Minggu, 07 Juni 2009

save our education

Menuju Masyarakat Mendidik
Tujuan Pendidikan
Manusia dilahirkan dalam keadaan fitrah. Yang berarti dalam keadaan suci dan bersih. Fitrah itulah yang membawa potensi-potensi kebaikan dalam diri setiap insan. Harus dikembangkan demi mendapat kemanfaatan. Sebab, tanpa pengembangan, potensi itu tidak akan berarti dalam kehidupan. Karena, potensi itulah yang mengantarkan manusia menjadi makhluq yang berguna.
Sebagai upaya pengembangan dan penjagaan potensi, manusia memerlukan pendidikan. Dengan pendidikan, potensi-potensi kebaikan dapat berkembang menjadi potensi yang bermanfaat. Sebagai contoh ada manusia yang memiliki kemampuan menggambar, dikembangkan menjadi seorang pelukis, animator, arsitektur, dan sebagainya.
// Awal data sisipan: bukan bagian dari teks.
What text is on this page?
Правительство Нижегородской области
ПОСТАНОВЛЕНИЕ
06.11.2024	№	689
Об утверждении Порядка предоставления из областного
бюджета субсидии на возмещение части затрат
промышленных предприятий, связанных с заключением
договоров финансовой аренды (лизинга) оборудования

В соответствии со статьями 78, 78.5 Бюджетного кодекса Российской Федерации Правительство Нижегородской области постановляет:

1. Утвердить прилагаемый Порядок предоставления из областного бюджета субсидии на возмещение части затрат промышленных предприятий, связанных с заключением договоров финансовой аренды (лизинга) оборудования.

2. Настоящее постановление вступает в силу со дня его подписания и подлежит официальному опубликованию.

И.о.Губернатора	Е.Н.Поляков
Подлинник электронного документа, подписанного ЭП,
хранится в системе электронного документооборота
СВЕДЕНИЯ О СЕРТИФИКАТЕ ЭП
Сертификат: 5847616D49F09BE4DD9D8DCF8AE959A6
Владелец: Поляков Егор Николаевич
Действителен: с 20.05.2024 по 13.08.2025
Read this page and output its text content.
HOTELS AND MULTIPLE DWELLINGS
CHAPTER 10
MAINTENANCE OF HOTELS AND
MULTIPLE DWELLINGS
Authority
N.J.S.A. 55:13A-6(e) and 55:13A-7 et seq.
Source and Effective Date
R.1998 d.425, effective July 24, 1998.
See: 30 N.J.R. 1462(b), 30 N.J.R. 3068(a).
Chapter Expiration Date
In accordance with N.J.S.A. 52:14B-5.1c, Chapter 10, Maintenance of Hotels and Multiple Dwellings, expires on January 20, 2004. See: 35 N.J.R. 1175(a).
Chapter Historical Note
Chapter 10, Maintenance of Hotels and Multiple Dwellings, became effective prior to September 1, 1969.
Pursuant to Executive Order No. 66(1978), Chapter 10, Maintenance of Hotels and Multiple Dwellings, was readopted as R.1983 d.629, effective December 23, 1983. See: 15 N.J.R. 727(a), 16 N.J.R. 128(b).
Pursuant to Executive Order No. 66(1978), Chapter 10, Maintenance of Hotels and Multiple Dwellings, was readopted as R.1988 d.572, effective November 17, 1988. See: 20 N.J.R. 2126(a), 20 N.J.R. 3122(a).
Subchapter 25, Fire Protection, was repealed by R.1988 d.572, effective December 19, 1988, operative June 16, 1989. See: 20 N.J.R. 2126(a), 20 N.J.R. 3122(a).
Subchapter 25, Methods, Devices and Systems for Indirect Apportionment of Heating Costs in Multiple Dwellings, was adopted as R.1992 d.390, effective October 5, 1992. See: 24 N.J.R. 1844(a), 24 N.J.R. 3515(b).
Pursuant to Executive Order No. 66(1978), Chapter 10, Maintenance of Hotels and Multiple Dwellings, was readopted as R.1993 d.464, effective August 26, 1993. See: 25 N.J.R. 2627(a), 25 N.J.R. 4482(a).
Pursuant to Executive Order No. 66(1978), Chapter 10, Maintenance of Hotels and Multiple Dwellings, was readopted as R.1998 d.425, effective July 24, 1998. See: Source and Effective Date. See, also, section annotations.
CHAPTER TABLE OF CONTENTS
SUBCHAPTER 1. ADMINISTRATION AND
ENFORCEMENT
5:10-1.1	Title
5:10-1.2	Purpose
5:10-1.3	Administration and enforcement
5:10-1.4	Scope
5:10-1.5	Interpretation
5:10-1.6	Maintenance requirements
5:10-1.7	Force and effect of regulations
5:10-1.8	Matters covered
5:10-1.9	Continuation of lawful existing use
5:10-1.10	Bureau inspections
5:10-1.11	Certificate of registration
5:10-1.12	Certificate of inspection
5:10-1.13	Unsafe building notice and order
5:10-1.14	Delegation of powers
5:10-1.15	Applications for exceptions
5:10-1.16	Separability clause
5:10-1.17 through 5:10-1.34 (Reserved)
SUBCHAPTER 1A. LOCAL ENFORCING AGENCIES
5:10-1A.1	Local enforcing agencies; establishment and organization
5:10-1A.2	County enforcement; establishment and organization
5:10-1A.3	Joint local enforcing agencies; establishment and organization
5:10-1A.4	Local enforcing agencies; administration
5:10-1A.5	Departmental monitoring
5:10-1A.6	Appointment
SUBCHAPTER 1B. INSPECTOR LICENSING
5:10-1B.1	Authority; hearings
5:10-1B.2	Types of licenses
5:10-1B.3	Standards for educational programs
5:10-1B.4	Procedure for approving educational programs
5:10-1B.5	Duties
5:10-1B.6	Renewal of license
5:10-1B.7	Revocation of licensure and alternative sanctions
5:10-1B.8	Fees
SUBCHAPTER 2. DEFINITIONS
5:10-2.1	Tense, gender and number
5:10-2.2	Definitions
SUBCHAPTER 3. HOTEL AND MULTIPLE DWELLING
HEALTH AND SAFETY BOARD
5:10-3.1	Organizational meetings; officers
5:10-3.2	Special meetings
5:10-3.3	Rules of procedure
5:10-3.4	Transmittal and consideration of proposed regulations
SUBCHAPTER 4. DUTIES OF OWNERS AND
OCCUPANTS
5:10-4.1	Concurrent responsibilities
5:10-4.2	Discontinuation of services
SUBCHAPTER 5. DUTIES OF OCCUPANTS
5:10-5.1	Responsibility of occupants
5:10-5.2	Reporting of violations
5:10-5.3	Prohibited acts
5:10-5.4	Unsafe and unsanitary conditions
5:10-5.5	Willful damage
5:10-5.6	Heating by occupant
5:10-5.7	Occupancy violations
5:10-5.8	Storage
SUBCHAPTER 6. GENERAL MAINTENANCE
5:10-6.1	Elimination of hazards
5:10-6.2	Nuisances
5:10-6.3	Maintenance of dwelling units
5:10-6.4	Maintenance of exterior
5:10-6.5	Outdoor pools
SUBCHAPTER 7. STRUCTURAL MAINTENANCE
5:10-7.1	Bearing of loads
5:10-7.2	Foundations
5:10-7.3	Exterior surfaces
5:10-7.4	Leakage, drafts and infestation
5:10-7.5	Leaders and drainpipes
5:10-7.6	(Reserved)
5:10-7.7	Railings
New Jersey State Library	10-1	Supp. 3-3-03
Mereka yang berpotensi ngomong dapat dikembangkan menjadi guru, penceramah, konselor, motivator, orator, penyuluh dan lainya. Manusia yang pandai bergerak dapat mengembangkanya menjadi instruktur senam, pelatih silat, atletik, penari, danlainya. Manusia yang memiliki potensi untuk menulis dapat mengembangkanya menjadi penulis handal yang nantinya tulisan-tulisanya dapat bermanfaat bagi orang lain.
Selain potensi di atas, potensi mendasar yang dimiliki setiap manusia adalah potensi baik, senang kepada keteraturan dan kebersamaan. Semakin potensi itu dikembangkan maka dunia akan terpenuhi dengan manusia-manusia berhati mulia, mencintai kedamaian, ketentraman, dan saling tolong menolong. Sehingga, tidak ada lagi manusia-manusia rakus, perusak, menang sendiri, rela mengorbankan apa saja demi mencapai keinginanya.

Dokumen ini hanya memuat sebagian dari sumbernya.